UConn's Supreme Trio in Hartford
For students seeking to meet the demands of studying the law, any aspirations about some day reaching the highest levels of the legal profession are perhaps only a daydream.

Justices Joette Katz, Richard N. Palmer, and Christine S. Vertefeuille
Connecticut Supreme Court Justices Joette Katz '77 J.D., Richard N. Palmer '77 J.D., and Christine S. Vertefeuille '75 J.D.

"It was something I never really considered as a law student," says Richard N. Palmer '77 J.D., one of three UConn School of Law alumni who serve as associate justices of the Connecticut Supreme Court. "I think virtually every day how fortunate I am to discharge the responsibilities of this office."

Justice Palmer, along with Joette Katz '77 J.D. and Christine S. Vertefeuille '75 J.D. hold three of the seven seats on the state's highest court, making decisions that ultimately may affect the lives of all the state's citizens.

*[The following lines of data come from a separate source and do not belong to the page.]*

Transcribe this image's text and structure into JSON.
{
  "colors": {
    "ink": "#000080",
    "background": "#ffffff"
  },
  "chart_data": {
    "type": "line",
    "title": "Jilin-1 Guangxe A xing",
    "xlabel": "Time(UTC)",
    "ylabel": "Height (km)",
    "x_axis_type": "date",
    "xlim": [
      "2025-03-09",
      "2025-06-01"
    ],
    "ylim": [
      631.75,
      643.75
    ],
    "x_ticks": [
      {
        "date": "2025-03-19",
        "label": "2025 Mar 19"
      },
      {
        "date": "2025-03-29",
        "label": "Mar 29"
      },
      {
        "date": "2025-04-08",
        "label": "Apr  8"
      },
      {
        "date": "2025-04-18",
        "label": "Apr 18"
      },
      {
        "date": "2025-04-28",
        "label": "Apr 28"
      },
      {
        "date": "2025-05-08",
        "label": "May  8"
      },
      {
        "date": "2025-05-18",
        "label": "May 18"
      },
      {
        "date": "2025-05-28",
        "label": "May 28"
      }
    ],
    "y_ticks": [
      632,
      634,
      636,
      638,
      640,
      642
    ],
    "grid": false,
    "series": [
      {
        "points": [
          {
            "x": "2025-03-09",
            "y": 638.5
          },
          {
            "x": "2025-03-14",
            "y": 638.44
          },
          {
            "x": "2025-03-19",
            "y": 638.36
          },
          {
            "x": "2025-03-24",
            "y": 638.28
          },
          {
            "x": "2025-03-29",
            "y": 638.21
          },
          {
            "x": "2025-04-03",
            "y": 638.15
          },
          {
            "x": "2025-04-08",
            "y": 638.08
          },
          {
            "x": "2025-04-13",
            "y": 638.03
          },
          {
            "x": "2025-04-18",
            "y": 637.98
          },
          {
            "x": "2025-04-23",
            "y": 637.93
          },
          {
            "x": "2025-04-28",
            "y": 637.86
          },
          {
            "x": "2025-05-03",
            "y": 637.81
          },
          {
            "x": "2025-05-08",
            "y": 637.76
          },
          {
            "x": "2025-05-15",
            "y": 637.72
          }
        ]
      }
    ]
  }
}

All three of the justices remain actively involved with the School of Law, either as guest lecturers or participants in Moot Court sessions with students. Justice Katz previously served as a member of the faculty and also as a member of a dean's search committee. Justice Palmer served on the search committee that selected Dean Nell Jessup Newton. Justice Vertefeuille addressed the current class of first-year law students.

The justices say that seeing so many of their former classmates and fellow alumni in court and throughout their travels makes the UConn School of Law experience unique.

"The school attracts national talent," Justice Katz says.

"We see people we went to UConn with all the time at functions and in our court. It's like being in a club that is sustaining. You don't get that when you go to law school in another state and then come back to practice."

"I'm tremendously proud of the law school," says Justice Vertefeuille. "As good a school as it was when we went there, it has a greater national reputation today. We are invited to do Moot Court at many law schools. We're just thrilled to see the caliber of our law students. They are so good."